Oh, say does that star-spangled banner yet wave o’er the land of the free and the home of the brave? A star-spangled banner still waves over Fort McHenry. International students that study in Maryland will want to take a trip to Fort McHenry to learn a little bit about American history and see the birthplace of the United States national anthem.
International students can drive to Fort McHenry or take a water taxi from the Inner Harbor in Baltimore.
The 43-acre national park is enjoyed for its spacious waterfront views where visitors picnic, bike, jog, and stroll. Admission is free to the grounds and it costs only seven dollars to explore the Fort.
Fort McHenry is the only area of the National Park System to be designated both a National Monument and Historic Shrine.
After America won its independence in 1776, the citizens of Baltimore Town feared an attack by British ships. Frenchman, Jean Foncin, designed a star shaped fort in 1798 and it was named after James McHenry, a surgeon-soldier who became Secretary of War under President Washington.

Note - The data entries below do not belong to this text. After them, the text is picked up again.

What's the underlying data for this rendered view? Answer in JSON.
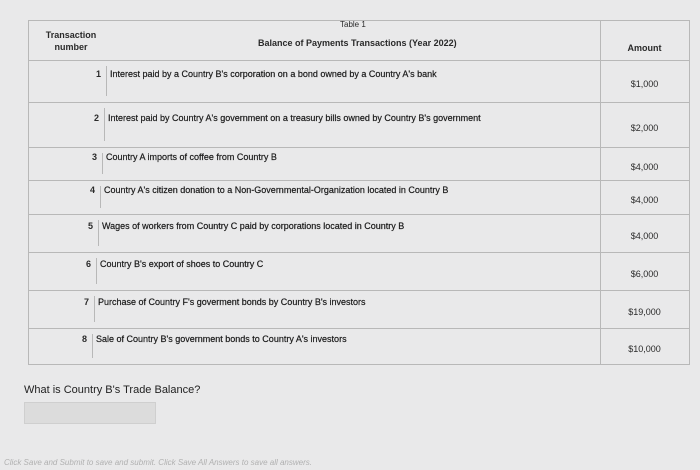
{
  "header": {
    "table_label": "Table 1",
    "title": "Balance of Payments Transactions (Year 2022)",
    "col_number": "Transaction number",
    "col_amount": "Amount"
  },
  "table": {
    "rows": [
      [
        "1",
        "Interest paid by a Country B's corporation on a bond owned by a  Country A's bank",
        "$1,000"
      ],
      [
        "2",
        "Interest paid by Country A's government on a treasury bills owned by Country B's government",
        "$2,000"
      ],
      [
        "3",
        "Country A imports of coffee from Country B",
        "$4,000"
      ],
      [
        "4",
        "Country A's citizen donation to a Non-Governmental-Organization located in Country B",
        "$4,000"
      ],
      [
        "5",
        "Wages of workers from Country C paid by corporations located in Country B",
        "$4,000"
      ],
      [
        "6",
        "Country B's export of shoes to Country C",
        "$6,000"
      ],
      [
        "7",
        "Purchase of Country F's goverment bonds by Country B's investors",
        "$19,000"
      ],
      [
        "8",
        "Sale of Country B's government bonds to Country A's investors",
        "$10,000"
      ]
    ]
  },
  "question": "What is Country B's Trade Balance?",
  "footer": "Click Save and Submit to save and submit. Click Save All Answers to save all answers."
}
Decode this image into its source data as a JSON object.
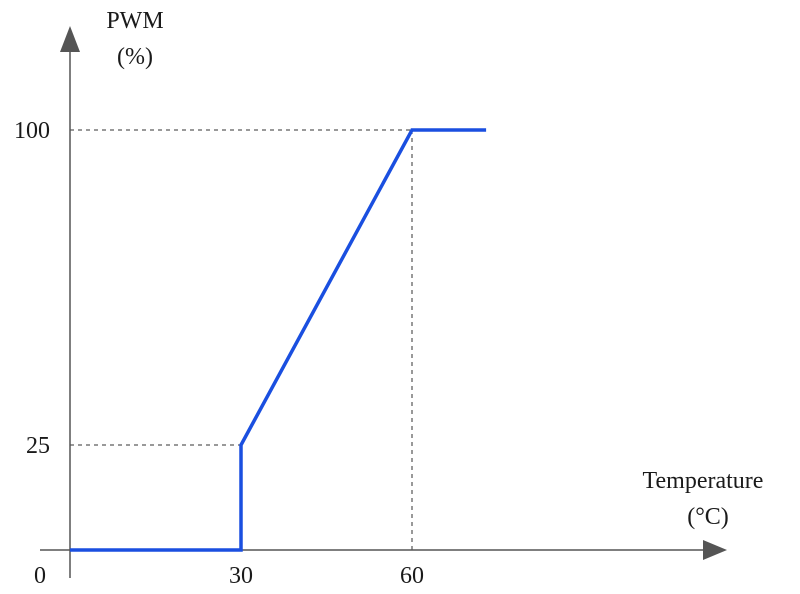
{
  "chart_data": {
    "type": "line",
    "ylabel_line1": "PWM",
    "ylabel_line2": "(%)",
    "xlabel_line1": "Temperature",
    "xlabel_line2": "(°C)",
    "origin_label": "0",
    "x_ticks": [
      30,
      60
    ],
    "y_ticks": [
      25,
      100
    ],
    "xlim": [
      0,
      73
    ],
    "ylim": [
      0,
      100
    ],
    "series": [
      {
        "x": [
          0,
          30,
          30,
          60,
          73
        ],
        "y": [
          0,
          0,
          25,
          100,
          100
        ]
      }
    ],
    "reference_lines": [
      {
        "from": [
          0,
          25
        ],
        "to": [
          30,
          25
        ]
      },
      {
        "from": [
          0,
          100
        ],
        "to": [
          60,
          100
        ]
      },
      {
        "from": [
          60,
          0
        ],
        "to": [
          60,
          100
        ]
      }
    ],
    "line_color": "#1a4fe0",
    "axis_color": "#555555",
    "grid": false
  }
}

But it is the during the War of 1812, where Fort McHenry earned much of its fame. In order to “preserve Free Trade & Sailor’s Rights,” the United States declared war on England in June of 1812. In August 1814, British forces marched on Washington, defeated U.S. forces, burned the Capitol, and moved onto attack For McHenry in September during the Battle of Baltimore.
For 25 hours, the British fired 1,500 to 1,800 rounds at the fort and the 1,000 American patriots protecting it. Causing only four deaths and wounding 24, the British realized they had failed and retreated. The young flag with 15 stars and stripes was hoisted above the fort.
This inspired Francis Scott Key, a lawyer and amateur poet, to write the Star-Spangled Banner, originally called the “Defence of Fort M’Henry,” which eventually made its way into newspapers.
During the Civil War, members of the Maryland Legislature were imprisoned at Fort McHenry to prevent any passage of an Act of Secession, and after the Battle of Gettysburg in 1863, nearly 7,000 Confederate soldiers were imprisoned here.
On July 20, 1912, the last active garrison, the 141st Coastal Artillery Company, departed Fort McHenry ending over 110 years of service at the fort.